• One of under 1,000 UK S1 Rallyes, of which few still survive
• Recent no expense spared restoration to original specifications
• Excellent mechanical condition
• Enthusiast owned and maintained
Peugeot has created some of the best hot hatchbacks over the last 35 years, and while its “GTI” badged cars have stolen most of the limelight, the 106 Rallye is right up there with the greatest.
First created in 1994 as a homologation model for the 1300cc class, the S1 Rallye was a lighter and more powerful version of the XSi, with a close-ratio gearbox suited to the tarmac rally stages. Barely 1,000 came to the UK.
Like its siblings, this S1 hit the UK's roads in 1994, and with nearly 150,000 miles on the clock since – an average of 5,500 a year – it's clearly had a life! In fact the mileage seems pretty consistent throughout the years, only slowing down recently as it's been brought back to its best.
Although we don't have many records on the car before the last decade, in more recent years it's passed through the hands of enthusiasts before ending up as a restoration project with the current owner – accounting for the barely 500 miles it's covered in the last two years.

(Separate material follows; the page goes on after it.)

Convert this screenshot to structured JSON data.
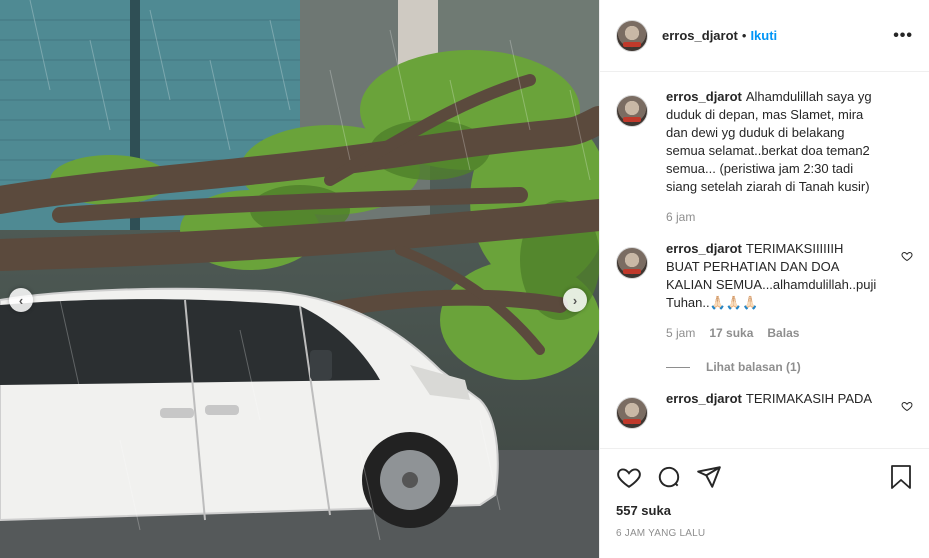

With the work completed, the car is now ready for a new owner to enjoy this rare classic.
There's a decent-sized binder with the 106, predominantly detailing recent work and bills. That includes work carried out by previous owners to recondition the engine.
Along with the invoices, there's old MOTs and tax discs, and even a collection of photographs of the car from a previous owner.
There's also a Haynes manual for the 106 model range, as well as a Haynes Max Power guide to modifying 106s – though given the effort to return the car to almost factory condition, this latter book is more for reference than instruction.
The 106 has a pretty small interior, but it packs rather a lot in. That starts with the pretty distinctive red carpet throughout, which is in great condition and protected by 106 Rallye-branded floor mats.
There's only four seats in the cabin, each with red seatbelts – except the driver's seat. These are generally in good condition, with a few areas of pulled stitching, and a larger area of marking on the front passenger seat.
The rest of the cabin is in excellent condition, from the door cards to the dashboard. As far as we can tell, all of the controls function as they should. There's an aftermarket JVC headunit with USB and Bluetooth connectivity.
There's sound deadening mats in the boot – a wise precaution, as the 106 Rallye runs at 4,000rpm at 70mph – hidden under the floor carpet, which is also in good condition.
The 106 S1 Rallye only came in three colours – white, red, and black – and this car is quite clearly the Cherry Red. We can't find fault with it anywhere, with no fading, chips or scratches; it hardly looks like 27-year old, 150,000-mile paint.
Of course an obvious feature of the Rallye is the “Peugeot Talbot Sport” decals, and these are present and correct down both sides and above the offside headlight and tail-light. This car also sports some additional Hella spot lights.
The Rallye's other signature external feature is the Michelin Sport steel wheels. These are 5.5x14” items painted in white, and again are the standard item for the cars, and in great condition.
It's just as clean underneath. There's so few signs of wear you'd swear the odometer is off by orders of magnitude – even on the fifth white steel wheel slung underneath.
The Rallye is in great mechanical condition, also belying its age and mileage. There's an aftermarket intake, exhaust from the manifold back, and radiator, but otherwise it's in standard trim.
That important 1.3-litre engine fires up on the turn of the key, without smoke or fuss, and settles down to a satisfyingly loud idle right away. It revs without issue, and forward and reverse gears engage as they ought.
There's no issues that we can spot with the brakes and suspension, and the rear dampers are upgraded Bilstein items often used as a modification for track cars. We've not had the chance to try that particular quality, but we'd expect it to be as good as it looks.
A pretty special and rare hot hatch, the 106 S1 Rallye is as much a collector's item as it is a thrilling driver's car. This example has been returned to almost factory specifications after 25 years on the road, and is a must have for hot hatch enthusiasts.